Dengan tidak canggung.. kami mulai saling ngobrol.
Kubelikan dia minuman agar kami menjadi semakin akrab.

”Nggak usah.. Mas. Jangan repot-repot..” dia menolak dengan halus.
“Nggak apa-apa.. Mbak.. saya senang dapat teman baru..” Sahutku dengan senyum menggoda..

Sambil terus mencuri-curi pandang ke arah buah dadanya yang over size itu..
Kubayangkan kepalaku tenggelam dalam belahannya yang curam dan lembut.. ugh betapa nikmatnya.

”Betah kerja di sini..?” Tanya Ratna lebih jauh.
“Yah.. lumayan.

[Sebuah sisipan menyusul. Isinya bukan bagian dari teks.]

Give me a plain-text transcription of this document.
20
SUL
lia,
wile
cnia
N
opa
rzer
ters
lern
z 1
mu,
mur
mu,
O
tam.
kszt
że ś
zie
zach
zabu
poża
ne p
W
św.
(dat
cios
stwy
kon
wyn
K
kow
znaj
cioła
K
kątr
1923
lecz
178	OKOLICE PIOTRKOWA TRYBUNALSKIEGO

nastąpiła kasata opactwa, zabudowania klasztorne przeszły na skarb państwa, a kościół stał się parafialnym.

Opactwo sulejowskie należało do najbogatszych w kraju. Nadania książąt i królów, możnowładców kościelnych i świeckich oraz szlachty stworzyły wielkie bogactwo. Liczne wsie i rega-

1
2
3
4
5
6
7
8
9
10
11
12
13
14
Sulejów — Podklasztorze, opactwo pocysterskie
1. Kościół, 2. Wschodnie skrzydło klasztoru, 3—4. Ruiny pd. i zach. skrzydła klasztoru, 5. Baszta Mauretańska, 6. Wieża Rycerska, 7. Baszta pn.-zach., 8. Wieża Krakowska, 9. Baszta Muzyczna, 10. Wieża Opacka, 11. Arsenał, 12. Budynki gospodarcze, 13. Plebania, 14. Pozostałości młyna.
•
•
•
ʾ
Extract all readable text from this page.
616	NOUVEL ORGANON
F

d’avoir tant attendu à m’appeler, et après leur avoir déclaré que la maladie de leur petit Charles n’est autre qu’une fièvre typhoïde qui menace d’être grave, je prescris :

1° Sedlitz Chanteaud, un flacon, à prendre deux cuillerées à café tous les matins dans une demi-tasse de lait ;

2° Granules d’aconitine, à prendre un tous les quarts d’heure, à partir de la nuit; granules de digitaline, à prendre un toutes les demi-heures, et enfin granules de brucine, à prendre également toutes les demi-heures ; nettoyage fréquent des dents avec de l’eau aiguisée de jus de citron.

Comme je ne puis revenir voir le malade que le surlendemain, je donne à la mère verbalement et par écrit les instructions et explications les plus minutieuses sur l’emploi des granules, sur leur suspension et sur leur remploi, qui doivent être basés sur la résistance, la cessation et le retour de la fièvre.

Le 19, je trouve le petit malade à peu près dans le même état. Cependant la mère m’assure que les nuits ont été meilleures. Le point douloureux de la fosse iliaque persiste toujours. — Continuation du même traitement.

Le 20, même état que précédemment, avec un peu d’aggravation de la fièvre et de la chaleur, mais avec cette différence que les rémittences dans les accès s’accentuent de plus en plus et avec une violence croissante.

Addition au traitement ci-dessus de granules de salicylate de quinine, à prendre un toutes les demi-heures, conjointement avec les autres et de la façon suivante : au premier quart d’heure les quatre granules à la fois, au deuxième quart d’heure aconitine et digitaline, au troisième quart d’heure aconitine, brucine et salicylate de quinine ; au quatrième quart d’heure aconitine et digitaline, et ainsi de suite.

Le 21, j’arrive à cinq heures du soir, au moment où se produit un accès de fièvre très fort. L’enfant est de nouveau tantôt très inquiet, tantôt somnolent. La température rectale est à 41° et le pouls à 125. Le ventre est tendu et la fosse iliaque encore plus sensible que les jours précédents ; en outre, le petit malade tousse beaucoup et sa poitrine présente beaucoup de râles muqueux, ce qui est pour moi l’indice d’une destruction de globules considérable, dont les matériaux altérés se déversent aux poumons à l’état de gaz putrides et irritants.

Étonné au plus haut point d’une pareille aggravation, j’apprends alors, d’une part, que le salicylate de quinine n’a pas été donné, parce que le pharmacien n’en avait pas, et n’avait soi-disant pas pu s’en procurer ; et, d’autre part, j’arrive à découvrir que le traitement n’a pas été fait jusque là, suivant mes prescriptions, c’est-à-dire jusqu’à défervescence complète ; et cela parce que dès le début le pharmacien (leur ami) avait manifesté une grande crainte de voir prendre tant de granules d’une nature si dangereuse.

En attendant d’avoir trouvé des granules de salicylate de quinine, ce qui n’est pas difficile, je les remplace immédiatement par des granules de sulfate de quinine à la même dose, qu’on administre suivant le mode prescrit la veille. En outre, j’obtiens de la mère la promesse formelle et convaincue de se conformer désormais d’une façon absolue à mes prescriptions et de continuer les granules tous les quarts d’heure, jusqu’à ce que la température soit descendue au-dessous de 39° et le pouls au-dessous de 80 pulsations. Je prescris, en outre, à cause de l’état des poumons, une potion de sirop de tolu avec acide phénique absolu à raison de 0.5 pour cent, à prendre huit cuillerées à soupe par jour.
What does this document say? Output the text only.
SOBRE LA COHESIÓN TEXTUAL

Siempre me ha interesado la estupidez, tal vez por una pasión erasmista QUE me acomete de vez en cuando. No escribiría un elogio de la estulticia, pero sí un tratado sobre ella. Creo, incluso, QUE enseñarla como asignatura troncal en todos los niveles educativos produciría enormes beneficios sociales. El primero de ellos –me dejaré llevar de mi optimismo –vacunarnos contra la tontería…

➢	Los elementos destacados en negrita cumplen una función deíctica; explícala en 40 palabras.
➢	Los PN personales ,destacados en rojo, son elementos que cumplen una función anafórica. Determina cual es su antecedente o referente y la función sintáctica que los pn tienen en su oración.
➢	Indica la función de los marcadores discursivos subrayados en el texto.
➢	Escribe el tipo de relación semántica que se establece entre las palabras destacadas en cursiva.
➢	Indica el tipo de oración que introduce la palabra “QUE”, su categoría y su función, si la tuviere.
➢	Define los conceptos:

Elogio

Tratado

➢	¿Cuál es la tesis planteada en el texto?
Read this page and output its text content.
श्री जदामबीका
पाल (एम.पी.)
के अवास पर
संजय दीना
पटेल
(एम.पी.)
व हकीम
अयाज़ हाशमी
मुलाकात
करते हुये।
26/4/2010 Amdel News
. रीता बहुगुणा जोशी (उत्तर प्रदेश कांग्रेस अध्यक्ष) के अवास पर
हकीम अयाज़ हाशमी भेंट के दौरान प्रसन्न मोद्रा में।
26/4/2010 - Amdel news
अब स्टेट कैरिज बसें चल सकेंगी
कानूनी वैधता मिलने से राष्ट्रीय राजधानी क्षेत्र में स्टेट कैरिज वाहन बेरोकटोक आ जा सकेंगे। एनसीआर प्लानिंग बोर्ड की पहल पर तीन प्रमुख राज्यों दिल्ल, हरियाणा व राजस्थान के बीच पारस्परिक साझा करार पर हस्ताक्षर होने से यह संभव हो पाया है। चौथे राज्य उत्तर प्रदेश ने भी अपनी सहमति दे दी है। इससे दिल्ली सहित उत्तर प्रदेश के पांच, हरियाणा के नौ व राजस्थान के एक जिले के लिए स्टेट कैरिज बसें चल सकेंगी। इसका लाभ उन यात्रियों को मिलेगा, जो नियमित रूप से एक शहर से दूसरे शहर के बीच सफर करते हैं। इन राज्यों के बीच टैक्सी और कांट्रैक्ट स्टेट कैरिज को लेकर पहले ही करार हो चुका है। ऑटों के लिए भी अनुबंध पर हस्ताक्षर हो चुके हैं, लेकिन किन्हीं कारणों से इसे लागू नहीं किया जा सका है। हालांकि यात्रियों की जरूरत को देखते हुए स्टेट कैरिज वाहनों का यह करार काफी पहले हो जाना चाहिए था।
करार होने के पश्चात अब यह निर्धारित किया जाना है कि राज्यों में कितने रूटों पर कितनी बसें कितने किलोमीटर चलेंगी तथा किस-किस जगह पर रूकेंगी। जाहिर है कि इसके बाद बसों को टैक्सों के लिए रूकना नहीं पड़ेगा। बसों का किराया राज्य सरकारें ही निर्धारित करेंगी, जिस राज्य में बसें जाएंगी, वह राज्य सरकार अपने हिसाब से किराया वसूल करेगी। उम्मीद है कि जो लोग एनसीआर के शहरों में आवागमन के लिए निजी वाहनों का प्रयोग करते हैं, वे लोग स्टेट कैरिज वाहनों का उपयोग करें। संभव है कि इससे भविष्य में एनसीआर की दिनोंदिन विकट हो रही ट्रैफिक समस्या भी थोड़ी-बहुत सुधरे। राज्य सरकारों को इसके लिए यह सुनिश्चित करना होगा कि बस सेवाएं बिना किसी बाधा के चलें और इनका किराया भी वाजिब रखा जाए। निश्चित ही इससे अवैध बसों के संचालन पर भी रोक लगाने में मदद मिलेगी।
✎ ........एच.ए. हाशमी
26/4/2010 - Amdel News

Apalagi kalau ditemenin wanita cantik seperti Mbak..”
Kataku menggoda sambil menaikkan sedikit kepalaku.. sehingga bisa melihat lebih dalam tonjolan buah dadanya.

Ratna ikut tersenyum sambil semakin merendahkan dadanya..
Membuat segala yang ada di sana jadi menggantung sangat indah. “Ah.. mas bisa aja..” sahutnya.

“Mbak di sini kerja apa..?” Tanyaku penasaran.
“Saya ngajar kesenian di SD.. cuma bantu-bantu..
Biar ada kegiatan sambil nungguin anak saya yang lagi diterapi..” jelasnya.

”Diterapi..?” Tanyaku tak mengerti.. dengan mata kembali mencuri ke arah belahan buah dadanya.
”Iya..” ia mulai menjelaskan segala tentang Alya.. putri kecilnya yang divonis autis oleh dokter.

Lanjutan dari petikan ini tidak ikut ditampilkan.